In Sderot, we work with Israeli groups that educate residents about their own basic rights, as well as those of their neighbours in Gaza. And we continue to provide Gazans with aid such as food and clean water, which many families rely on as a result of living under blockade for more than two years now. While Oxfam is impartial, we do not claim to be politically neutral. We support a two-state solution that would bring peace and prosperity to both Palestinians and Israelis. But development is a deeply political activity and is not just about providing aid. It is about those that hold power over others exercising that power with fairness and responsibility. Our politics is therefore about helping those civilians who are most in need, whatever their race, creed, religion, ethnicity or nationality.
We advocate policies that enable ordinary people who are suffering the most on a daily basis — and in this case the majority of those people are Palestinian civilians — to pursue better lives. In Israel, we work side-by-side with a number of human-rights organisations towards that goal, Israeli groups currently facing a worrying clampdown from their own government.

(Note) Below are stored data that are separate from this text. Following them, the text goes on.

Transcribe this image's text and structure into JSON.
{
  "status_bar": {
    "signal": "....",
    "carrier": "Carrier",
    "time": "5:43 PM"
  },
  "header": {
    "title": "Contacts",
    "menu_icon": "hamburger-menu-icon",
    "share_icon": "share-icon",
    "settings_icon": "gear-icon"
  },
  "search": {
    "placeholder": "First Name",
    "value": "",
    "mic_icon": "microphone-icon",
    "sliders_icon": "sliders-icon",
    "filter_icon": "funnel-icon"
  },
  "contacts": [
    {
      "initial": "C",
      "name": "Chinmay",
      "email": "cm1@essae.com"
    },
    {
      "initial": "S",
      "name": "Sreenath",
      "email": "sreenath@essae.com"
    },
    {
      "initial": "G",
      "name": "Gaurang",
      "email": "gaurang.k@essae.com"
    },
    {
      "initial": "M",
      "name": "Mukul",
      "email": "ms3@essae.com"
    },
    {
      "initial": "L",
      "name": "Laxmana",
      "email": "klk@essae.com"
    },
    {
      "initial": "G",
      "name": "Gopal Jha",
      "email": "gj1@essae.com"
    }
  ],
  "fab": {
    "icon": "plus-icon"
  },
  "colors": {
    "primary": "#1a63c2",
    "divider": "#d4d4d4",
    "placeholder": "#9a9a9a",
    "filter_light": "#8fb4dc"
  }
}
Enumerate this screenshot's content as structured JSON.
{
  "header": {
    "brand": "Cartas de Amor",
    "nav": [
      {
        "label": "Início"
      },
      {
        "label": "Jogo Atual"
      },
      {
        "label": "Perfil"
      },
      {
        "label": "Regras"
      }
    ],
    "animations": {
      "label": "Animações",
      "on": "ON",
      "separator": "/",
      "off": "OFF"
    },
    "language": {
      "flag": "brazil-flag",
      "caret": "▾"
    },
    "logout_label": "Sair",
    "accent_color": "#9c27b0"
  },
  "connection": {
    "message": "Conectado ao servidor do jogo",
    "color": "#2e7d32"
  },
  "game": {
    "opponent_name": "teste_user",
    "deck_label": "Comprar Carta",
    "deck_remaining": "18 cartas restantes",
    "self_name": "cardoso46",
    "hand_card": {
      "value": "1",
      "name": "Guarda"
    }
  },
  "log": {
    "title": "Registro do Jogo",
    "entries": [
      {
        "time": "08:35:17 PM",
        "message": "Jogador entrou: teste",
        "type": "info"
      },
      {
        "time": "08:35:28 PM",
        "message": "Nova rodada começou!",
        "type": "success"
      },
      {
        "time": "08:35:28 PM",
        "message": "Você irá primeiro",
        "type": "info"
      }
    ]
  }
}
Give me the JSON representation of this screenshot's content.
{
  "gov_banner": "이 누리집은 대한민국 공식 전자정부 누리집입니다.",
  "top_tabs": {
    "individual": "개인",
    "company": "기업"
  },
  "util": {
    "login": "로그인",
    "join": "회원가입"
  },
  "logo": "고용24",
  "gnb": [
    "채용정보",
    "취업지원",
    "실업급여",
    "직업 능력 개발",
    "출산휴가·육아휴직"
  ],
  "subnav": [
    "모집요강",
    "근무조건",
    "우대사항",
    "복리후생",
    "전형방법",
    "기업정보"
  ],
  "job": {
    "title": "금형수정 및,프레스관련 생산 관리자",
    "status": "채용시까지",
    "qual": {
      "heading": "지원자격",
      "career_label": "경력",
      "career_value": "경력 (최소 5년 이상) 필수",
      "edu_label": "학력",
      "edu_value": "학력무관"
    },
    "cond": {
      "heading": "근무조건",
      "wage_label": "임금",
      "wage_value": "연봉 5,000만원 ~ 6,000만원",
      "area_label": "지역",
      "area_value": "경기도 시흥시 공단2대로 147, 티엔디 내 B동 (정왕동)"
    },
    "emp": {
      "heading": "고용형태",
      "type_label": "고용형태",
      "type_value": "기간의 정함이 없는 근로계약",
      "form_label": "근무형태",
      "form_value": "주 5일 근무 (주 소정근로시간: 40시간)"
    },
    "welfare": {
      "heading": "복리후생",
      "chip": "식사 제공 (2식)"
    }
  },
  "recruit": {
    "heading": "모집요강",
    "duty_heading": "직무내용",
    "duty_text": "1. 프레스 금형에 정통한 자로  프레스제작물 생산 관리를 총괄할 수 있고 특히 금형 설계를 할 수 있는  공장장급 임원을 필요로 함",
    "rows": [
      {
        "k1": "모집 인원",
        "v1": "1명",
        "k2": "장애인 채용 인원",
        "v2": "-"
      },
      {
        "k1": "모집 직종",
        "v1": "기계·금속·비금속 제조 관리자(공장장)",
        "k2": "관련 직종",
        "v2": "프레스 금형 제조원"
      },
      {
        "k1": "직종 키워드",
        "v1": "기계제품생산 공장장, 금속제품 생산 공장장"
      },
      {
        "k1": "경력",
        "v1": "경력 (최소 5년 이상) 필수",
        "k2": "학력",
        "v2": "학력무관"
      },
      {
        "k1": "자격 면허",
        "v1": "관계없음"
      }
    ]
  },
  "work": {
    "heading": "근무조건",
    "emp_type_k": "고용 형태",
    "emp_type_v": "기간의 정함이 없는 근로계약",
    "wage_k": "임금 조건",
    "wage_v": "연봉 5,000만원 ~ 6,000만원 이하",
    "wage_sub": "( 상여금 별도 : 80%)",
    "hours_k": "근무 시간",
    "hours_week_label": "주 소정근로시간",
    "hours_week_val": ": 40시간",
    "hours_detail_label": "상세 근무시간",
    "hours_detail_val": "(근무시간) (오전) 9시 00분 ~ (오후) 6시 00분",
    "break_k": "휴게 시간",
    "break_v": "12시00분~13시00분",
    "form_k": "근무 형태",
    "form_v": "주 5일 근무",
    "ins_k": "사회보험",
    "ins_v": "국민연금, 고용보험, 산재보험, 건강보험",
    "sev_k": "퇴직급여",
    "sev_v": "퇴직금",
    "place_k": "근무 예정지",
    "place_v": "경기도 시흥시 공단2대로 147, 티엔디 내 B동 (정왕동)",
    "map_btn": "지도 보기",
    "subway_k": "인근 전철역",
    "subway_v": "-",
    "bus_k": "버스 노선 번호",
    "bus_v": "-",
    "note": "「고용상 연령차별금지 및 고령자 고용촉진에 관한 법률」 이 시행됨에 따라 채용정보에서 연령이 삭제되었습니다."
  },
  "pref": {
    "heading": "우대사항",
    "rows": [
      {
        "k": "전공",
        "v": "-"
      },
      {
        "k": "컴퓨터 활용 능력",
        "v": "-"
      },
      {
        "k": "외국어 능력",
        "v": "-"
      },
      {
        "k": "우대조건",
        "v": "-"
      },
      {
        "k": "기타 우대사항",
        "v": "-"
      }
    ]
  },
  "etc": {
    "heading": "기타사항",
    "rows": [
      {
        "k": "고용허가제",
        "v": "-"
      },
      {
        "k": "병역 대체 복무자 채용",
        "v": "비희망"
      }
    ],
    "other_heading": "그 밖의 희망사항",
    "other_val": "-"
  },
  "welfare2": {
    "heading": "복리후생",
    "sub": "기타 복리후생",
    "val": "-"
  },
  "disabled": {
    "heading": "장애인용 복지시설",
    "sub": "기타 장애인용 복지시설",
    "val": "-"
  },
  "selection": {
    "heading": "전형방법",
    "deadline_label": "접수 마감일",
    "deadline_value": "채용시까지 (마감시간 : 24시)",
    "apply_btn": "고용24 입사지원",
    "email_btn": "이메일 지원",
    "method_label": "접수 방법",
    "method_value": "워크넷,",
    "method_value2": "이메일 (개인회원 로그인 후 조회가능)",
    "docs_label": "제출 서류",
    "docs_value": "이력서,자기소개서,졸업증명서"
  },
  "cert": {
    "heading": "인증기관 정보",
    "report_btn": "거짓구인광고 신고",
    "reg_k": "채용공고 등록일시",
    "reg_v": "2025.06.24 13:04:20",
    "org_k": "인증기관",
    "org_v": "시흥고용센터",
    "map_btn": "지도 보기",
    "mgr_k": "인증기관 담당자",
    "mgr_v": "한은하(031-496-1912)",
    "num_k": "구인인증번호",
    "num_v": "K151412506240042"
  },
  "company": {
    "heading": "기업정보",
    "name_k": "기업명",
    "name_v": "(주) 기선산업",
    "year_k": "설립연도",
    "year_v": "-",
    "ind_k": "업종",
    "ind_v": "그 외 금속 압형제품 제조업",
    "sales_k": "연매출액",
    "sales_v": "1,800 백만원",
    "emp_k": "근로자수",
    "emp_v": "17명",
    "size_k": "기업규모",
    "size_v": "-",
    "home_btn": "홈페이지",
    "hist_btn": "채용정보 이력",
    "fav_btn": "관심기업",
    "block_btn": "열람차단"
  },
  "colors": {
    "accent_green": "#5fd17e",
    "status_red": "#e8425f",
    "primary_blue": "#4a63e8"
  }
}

Through our work in the West Bank, we have seen the impact of the settlements on the daily lives of individuals — the disabled woman who had to leave her wheelchair behind and be carried by her son through a checkpoint; ageing fathers who cannot rely on the help of their sons to harvest their olive trees because the sons were denied permits to cross the security barrier; orchards destroyed. And as recent headlines have suggested, it does seem to us that the settlements are damaging prospects for peace and prosperity for both peoples.
I recently met a Gazan staff member of Oxfam who had just been allowed out, one of the lucky few, to study in the UK on scholarship. He is a young father of two children left traumatised by Operation Cast Lead and he lost friends during the bombardment. There are thousands of peace-loving people in Gaza like him. Many have lost their livelihood and most have been denied their basic human dignity. This is not only wrong from a purely moral standpoint.
The residents of Gaza have found ways to cope with adversity. But in the long run the blockade will continue to harm Palestinian — and Israeli — civilians .
So Dan Kosky was correct to say Oxfam is not neutral. We do not support violence against civilians be they Israeli or Palestinian — or Darfuri, Congolese or Colombian. We rally against policies that prevent people from pursuing productive lives. We admonish antisemitism — which led to the greatest crime against civilians in human history — wherever it still exists in the world. And we support a peaceful solution that will benefit all citizens of Israel and Palestine.